MercerJohn MercerMolecular Biologist
BrianLopez
6h
I’m very confident that there is, just as I’m confident that “hypothesis” should not be capitalized (that is truly splitting hairs). Biblical study even has a nearly perfect analogy to fossils in the form of source texts that are hypothesized by scholars to exist based on their analyses of existing documents. Discovery of new ones tends to support some hypotheses and blow others to smithereens.
Predicting the strata in which particular fossils will be found, then looking for them, is pure hypothesis testing, as is predicting the existence and date of a source document, then looking for it.
No because your example of discovering source texts are not hypothesized by scholars the way you are inferring. “Hypothesize” and “hypothesis” may be used in archaeology, but it’s not used the way you suppose and it’s not what Allen was referring to. Therefore, you are way off. The bulk of humanities never use “hypothesize” or “hypothesis”, and rarely is the supposed evidence by each genuine scholar/proponent so bedrock as you portray it is in science. Why do you think that genuine scholars have multiple views on the evidence? Scholars who believe one thing hope that they may find a text that may confirm their expectation, but that text is not genetic, it is text that must still be interpreted and debated!

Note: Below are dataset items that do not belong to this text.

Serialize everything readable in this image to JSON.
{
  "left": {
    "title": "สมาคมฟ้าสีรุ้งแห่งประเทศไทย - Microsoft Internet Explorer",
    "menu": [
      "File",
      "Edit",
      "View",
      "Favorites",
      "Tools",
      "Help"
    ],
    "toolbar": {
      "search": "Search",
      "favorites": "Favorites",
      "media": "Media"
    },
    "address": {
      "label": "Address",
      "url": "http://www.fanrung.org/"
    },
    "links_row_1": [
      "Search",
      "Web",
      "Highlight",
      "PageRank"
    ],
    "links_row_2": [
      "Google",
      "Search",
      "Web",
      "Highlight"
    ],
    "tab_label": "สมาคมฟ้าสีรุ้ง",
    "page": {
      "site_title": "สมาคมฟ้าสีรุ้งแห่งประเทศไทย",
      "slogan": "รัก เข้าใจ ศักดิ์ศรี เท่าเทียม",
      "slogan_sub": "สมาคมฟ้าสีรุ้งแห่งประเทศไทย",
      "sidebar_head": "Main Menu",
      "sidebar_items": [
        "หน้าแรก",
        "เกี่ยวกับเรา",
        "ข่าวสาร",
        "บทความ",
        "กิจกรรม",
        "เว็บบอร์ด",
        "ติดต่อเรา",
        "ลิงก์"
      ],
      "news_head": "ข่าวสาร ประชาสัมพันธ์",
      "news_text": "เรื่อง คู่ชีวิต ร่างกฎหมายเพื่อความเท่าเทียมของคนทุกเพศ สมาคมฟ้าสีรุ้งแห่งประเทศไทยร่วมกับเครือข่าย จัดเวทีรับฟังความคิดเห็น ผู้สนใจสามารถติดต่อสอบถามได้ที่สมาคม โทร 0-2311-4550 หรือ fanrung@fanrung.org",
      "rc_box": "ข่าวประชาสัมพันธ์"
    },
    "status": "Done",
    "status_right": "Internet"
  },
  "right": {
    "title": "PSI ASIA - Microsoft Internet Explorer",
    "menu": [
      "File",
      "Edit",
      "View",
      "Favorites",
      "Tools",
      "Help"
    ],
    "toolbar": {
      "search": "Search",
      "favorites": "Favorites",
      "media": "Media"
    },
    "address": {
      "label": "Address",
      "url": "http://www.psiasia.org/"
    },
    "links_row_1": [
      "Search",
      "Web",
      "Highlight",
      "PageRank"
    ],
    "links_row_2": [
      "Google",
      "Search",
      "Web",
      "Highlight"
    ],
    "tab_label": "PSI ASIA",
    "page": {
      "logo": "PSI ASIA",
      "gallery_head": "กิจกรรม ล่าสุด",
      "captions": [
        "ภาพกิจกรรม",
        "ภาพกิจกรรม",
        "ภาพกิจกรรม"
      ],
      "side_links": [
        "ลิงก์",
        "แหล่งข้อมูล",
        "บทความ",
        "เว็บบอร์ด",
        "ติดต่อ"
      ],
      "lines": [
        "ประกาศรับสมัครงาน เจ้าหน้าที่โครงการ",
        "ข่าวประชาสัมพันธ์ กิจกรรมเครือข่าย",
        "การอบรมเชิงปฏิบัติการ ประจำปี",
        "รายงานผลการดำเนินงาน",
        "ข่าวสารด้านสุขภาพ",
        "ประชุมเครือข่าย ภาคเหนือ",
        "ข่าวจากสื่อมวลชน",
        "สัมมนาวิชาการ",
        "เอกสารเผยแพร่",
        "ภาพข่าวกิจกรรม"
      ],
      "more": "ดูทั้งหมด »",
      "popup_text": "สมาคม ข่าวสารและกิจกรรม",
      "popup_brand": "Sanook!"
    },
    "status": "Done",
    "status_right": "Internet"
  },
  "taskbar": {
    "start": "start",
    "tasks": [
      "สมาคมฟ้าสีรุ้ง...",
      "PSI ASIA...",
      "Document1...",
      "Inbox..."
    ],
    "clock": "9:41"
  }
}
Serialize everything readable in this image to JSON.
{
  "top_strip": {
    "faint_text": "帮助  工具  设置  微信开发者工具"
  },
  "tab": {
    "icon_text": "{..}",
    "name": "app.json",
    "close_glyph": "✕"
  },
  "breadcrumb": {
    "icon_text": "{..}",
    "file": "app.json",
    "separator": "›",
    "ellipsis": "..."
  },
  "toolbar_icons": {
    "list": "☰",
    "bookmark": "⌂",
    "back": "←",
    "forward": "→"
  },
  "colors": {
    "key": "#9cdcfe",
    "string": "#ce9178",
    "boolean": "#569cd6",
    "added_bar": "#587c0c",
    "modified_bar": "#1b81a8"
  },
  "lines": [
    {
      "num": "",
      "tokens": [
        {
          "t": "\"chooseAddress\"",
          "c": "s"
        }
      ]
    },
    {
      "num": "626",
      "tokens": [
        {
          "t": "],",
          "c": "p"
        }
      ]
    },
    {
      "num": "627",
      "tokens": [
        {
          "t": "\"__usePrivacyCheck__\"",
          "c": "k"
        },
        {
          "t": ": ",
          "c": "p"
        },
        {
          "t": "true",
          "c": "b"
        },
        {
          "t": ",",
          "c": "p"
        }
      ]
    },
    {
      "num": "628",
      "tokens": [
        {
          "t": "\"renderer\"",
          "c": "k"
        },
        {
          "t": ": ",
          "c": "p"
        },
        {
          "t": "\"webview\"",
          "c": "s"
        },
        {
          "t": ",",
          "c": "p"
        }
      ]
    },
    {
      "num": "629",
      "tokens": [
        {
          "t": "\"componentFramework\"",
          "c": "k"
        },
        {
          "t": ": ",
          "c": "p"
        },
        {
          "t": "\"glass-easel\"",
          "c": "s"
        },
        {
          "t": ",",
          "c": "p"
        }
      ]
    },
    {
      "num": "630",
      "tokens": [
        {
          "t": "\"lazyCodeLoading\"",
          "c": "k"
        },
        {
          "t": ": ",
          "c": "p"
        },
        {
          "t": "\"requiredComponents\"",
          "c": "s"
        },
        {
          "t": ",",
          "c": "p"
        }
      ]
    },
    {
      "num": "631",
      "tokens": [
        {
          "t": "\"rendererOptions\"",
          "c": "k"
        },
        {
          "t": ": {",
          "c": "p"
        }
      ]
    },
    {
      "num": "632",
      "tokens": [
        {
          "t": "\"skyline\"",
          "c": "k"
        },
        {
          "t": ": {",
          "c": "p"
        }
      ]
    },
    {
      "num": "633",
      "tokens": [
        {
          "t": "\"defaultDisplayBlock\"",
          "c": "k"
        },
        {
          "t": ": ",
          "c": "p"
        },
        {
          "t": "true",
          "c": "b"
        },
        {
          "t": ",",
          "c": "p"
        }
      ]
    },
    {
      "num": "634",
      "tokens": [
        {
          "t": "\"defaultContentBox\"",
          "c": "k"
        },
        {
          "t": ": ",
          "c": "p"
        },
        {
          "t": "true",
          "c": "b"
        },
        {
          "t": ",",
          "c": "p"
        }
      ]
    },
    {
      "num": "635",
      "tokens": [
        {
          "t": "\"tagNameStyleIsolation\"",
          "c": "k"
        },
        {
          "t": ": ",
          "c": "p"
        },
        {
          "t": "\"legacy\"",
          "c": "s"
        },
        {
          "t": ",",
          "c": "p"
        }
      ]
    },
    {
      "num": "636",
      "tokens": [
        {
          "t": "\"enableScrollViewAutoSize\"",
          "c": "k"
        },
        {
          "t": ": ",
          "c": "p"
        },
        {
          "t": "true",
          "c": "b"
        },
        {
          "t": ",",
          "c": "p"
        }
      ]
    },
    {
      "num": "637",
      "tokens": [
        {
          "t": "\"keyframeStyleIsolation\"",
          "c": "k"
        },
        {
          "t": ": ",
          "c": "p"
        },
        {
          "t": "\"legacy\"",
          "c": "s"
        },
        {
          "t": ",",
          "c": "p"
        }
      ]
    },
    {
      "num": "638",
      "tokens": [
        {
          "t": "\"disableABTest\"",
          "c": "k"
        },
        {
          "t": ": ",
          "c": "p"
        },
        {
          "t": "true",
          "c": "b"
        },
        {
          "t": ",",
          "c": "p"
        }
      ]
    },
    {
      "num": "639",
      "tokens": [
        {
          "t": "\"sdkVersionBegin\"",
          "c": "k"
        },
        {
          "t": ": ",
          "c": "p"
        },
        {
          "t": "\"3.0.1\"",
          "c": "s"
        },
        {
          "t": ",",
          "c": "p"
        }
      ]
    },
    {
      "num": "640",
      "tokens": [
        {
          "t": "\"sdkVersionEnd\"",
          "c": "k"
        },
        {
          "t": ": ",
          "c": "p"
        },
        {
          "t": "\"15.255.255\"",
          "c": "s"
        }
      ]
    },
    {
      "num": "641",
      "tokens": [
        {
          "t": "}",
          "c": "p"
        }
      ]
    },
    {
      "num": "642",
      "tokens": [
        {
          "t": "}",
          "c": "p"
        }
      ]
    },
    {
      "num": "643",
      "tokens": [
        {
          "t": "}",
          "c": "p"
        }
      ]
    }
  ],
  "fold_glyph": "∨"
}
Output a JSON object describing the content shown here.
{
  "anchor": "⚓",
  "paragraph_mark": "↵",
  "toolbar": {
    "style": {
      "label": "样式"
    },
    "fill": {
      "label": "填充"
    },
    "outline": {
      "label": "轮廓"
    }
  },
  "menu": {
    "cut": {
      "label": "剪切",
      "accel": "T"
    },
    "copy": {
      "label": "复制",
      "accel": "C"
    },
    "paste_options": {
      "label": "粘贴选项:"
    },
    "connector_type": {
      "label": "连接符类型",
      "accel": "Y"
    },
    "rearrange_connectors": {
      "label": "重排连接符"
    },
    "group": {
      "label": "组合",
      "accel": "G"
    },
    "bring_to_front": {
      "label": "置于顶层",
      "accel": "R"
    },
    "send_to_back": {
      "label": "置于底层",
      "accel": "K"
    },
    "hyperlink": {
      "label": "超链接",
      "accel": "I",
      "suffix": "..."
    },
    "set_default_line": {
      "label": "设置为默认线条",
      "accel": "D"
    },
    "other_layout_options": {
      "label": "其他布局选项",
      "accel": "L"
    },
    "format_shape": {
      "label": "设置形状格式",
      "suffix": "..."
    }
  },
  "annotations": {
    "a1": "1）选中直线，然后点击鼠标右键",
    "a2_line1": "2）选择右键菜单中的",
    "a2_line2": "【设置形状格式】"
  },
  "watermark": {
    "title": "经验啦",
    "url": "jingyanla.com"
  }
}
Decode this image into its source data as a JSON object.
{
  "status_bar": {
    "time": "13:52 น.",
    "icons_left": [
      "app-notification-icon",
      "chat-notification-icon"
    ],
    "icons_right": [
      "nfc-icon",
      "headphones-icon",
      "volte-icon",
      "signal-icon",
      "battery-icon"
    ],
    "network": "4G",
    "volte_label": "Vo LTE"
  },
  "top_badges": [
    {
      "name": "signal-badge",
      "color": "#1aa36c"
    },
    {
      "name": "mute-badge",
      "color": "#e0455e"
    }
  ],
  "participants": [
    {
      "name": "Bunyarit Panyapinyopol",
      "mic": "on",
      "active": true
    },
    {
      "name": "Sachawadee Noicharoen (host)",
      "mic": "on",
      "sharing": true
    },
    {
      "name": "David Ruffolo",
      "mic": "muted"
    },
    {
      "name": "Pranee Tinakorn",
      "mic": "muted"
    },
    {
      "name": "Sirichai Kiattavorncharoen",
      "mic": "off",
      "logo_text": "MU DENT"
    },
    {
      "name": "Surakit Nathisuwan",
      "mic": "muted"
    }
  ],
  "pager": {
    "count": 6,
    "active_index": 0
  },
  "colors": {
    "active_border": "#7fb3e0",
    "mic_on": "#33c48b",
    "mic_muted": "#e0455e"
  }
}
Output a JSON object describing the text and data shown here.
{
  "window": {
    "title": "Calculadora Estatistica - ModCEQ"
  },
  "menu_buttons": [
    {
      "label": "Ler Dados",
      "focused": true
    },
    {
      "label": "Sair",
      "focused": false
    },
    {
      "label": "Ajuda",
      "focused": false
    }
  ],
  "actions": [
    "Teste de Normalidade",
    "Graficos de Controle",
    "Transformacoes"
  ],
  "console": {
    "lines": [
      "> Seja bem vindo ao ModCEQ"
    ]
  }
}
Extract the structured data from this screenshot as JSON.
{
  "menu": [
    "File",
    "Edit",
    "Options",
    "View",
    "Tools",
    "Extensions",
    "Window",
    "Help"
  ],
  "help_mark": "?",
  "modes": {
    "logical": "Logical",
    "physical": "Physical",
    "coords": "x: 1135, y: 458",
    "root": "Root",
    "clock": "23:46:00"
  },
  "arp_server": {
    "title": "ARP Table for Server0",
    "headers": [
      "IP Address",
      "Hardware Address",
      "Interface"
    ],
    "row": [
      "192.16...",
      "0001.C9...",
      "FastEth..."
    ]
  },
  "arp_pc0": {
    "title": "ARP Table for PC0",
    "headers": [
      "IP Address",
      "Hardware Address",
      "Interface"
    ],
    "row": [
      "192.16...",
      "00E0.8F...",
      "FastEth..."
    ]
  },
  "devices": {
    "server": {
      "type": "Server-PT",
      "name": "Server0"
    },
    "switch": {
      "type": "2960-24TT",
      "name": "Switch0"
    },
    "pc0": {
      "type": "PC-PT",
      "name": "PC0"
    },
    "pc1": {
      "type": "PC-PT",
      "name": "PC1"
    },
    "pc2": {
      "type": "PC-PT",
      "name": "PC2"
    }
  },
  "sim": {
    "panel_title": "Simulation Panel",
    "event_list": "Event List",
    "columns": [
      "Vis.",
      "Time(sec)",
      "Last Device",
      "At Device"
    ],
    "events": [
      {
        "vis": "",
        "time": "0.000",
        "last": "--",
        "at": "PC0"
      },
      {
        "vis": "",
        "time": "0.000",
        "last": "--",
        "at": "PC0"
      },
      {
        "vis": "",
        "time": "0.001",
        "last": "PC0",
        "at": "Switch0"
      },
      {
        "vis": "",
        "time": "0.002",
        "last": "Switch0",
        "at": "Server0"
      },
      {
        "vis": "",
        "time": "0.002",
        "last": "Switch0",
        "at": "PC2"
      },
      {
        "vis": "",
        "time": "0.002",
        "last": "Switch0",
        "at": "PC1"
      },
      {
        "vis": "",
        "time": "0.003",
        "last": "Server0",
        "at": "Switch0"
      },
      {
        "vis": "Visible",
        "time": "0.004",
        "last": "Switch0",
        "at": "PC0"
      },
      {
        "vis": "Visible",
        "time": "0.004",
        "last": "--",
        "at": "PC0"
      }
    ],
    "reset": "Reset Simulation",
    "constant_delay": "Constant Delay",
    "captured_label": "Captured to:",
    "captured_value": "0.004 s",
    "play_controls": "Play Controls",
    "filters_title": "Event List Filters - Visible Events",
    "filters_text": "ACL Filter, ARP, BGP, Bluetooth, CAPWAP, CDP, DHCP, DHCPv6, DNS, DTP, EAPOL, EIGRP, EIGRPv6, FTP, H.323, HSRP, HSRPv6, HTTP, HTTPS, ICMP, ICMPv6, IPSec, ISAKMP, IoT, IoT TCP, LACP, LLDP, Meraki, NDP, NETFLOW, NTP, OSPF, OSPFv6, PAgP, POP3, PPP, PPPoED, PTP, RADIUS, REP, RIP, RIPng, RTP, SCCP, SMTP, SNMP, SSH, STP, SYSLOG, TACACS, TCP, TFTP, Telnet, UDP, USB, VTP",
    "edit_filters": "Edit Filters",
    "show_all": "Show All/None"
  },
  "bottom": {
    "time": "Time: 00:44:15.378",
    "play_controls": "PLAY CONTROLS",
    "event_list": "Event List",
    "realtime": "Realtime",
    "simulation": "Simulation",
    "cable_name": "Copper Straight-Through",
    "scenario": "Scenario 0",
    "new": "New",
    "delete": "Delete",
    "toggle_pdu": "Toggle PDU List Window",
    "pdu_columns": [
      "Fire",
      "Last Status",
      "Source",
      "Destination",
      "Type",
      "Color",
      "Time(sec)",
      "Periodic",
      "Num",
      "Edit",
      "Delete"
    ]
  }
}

I have read (9-10 years ago?), the debate between Greek grammarians Dr. Chrys C. Caragounis and Dr. Buist Fanning, where they debated the evidence on Greek verbal “Time and Aspect”. Dr. Fanning criticized Dr. Caragounis’s grammar for misrepresenting verbal aspects. Dr. Caragounis is an expert in Greek from ancient Greek Linear B to modern Greek. Dr. Fanning is a real NT Professor of Greek at Dallas. Well, they both appealed to evidence but still so starkly disagreed on how to interpret it. This happens with texts all the time, where this or that is evidence for a particular view, but remains hotly debated among genuine scholars! Therefore, your talk about hypotheses and evidence in science is not so similar to textual studies and history where evidence does not necessarily distinguish between pseudo-scholars and genuine scholars:
Five Views on the Exodus: Historicity, Chronology, and Theological Implications (Counterpoints)
Five Views on Biblical Inerrancy (Counterpoints)
Four Views on Hell (Counterpoints)
Four Views on the Apostle Paul (Counterpoints)
Four Views on the Historical Adam (Counterpoints)
Four Views on the Book of Revelation (Counterpoints)
Three Views on the New Testament Use of the Old Testament (Counterpoints)
Understanding Four Views on Baptism (Counterpoints)
split hairs (Collins)
PHRASE
If you say that someone is splitting hairs, you mean that they are making unnecessary distinctions between things when the differences between them are so small they are not important.
Don’t split hairs. You know what I’m getting at.
There is no “unwarranted”. Words are not tied to dictionaries, either. Even if a word is used outside its dictionary entry, it doesn’t mean it doesn’t carry the meaning it acquired in the context (i.e., usage) it used. So, even here, I should not need to appeal to a dictionary.